As a model, Sheridan Hill House provides residents with an independent community living setting while addressing their medical needs, and avoiding nursing home placements. The medical needs of its residents are substantial. Currently six residents are in wheelchairs; 20 of 24 residents have serious hypertension; 12 have diabetes; 5 with history of stroke; 4 are undergoing cancer treatment; and 9 have COPD.
With the aging of the mental health population, it is critical that we develop housing and service models to meet their special needs. Sheridan Hill House is a promising model that, for a small fraction of the cost of nursing home care, provides integrated behavioral and healthcare services that achieve the goals of extending independent living in the community and addressing residents’ critical medical needs.

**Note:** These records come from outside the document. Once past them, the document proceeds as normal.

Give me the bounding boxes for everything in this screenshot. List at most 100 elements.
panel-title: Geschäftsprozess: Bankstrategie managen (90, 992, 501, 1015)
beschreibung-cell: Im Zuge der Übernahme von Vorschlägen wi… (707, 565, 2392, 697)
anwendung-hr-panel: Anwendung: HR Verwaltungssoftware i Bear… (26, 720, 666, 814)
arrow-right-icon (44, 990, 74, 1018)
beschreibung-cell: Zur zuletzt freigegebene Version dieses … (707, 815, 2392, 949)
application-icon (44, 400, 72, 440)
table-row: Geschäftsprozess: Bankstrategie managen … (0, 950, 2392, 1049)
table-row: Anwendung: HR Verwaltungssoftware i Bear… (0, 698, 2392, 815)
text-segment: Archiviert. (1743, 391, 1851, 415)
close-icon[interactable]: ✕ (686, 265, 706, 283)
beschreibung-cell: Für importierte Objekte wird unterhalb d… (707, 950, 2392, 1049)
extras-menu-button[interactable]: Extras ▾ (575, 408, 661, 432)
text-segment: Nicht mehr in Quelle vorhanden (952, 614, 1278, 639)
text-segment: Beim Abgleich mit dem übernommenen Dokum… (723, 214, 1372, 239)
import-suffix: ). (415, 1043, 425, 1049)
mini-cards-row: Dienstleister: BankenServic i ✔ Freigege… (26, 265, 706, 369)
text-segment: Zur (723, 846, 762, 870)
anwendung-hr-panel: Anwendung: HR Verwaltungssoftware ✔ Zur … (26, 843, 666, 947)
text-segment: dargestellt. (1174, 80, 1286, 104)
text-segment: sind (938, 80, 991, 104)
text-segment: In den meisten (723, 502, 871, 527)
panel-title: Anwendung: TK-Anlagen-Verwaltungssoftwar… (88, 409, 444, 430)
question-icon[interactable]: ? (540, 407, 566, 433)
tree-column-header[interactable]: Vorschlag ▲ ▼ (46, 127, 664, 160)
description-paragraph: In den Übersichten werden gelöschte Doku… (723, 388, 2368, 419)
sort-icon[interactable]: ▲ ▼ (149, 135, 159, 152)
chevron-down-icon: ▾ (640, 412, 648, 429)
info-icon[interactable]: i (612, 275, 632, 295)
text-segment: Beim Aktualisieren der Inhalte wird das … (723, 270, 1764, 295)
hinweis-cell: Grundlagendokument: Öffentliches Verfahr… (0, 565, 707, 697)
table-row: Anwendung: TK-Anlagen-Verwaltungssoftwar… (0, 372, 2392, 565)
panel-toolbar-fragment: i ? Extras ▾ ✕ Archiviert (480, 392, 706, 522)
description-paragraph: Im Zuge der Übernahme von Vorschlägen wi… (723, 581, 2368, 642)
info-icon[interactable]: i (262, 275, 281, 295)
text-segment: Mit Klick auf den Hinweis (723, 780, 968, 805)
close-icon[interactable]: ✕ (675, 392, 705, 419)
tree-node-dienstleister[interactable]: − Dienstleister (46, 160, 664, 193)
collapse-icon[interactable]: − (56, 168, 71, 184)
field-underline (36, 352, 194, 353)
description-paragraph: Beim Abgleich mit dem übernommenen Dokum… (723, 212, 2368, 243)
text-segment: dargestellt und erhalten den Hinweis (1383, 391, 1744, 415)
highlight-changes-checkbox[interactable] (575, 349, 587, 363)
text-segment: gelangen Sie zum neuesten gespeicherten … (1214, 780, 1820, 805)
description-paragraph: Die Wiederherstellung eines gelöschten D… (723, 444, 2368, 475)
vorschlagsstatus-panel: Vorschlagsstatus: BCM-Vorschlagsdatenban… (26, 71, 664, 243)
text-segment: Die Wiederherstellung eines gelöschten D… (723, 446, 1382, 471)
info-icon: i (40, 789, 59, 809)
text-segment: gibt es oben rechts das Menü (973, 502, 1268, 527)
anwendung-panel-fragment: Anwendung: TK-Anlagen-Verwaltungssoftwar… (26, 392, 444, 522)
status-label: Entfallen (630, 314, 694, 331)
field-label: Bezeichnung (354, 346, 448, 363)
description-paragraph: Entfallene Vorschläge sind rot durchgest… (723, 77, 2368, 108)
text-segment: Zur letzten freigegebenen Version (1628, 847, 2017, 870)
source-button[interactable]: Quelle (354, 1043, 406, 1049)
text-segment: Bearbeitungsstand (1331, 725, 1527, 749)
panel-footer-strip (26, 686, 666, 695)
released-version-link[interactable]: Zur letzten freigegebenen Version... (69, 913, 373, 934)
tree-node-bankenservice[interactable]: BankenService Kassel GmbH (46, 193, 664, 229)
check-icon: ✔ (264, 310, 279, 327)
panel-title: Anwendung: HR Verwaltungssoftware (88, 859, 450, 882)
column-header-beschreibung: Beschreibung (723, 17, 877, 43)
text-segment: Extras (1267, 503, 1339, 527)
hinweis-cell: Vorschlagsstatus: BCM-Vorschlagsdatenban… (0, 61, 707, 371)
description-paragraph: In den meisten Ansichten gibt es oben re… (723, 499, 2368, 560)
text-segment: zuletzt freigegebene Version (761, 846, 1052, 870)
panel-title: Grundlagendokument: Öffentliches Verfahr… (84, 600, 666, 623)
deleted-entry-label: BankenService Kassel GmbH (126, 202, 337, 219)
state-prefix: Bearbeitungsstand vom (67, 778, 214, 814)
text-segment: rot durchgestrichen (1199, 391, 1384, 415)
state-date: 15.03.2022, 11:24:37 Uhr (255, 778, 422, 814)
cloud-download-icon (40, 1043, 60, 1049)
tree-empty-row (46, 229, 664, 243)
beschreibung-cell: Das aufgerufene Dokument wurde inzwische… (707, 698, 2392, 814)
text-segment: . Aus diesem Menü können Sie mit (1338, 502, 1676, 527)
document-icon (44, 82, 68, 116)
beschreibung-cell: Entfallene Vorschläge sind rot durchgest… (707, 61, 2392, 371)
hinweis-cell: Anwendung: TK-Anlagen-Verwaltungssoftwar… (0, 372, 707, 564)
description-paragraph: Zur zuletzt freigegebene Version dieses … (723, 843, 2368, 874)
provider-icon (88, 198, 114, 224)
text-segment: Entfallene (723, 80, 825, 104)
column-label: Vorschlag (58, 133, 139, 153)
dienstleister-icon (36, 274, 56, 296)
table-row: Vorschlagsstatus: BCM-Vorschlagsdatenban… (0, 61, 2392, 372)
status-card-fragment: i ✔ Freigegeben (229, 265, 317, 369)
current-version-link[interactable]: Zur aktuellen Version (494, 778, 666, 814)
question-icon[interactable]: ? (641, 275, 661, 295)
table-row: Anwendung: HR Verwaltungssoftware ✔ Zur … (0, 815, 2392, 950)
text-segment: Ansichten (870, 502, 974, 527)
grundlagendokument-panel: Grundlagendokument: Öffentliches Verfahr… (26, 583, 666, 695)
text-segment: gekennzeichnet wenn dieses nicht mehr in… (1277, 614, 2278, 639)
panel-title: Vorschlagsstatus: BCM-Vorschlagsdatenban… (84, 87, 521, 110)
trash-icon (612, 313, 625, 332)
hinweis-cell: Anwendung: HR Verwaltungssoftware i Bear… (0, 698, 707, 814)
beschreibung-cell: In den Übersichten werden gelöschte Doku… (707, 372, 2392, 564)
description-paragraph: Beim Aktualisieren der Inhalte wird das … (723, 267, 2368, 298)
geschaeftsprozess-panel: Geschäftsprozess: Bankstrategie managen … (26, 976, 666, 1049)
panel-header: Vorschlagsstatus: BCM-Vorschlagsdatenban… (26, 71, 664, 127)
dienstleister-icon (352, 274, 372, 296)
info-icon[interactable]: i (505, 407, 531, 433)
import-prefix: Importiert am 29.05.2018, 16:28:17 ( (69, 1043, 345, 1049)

Integration of medical and behavioral health services still poses challenges. Certainly, the reforms of the New York’s Medicaid Redesign Team recognize the need to coordinate and integrate medical and behavioral health services. The implementation of health homes, in particular, reflects a recognition of the importance of integrated services. As other Federal and State reforms are rolled out – the establishment of Accountable Care Organizations, bringing behavioral health services under a managed care umbrella – the needs of people with serious behavioral conditions must be recognized and at the forefront of system and program design.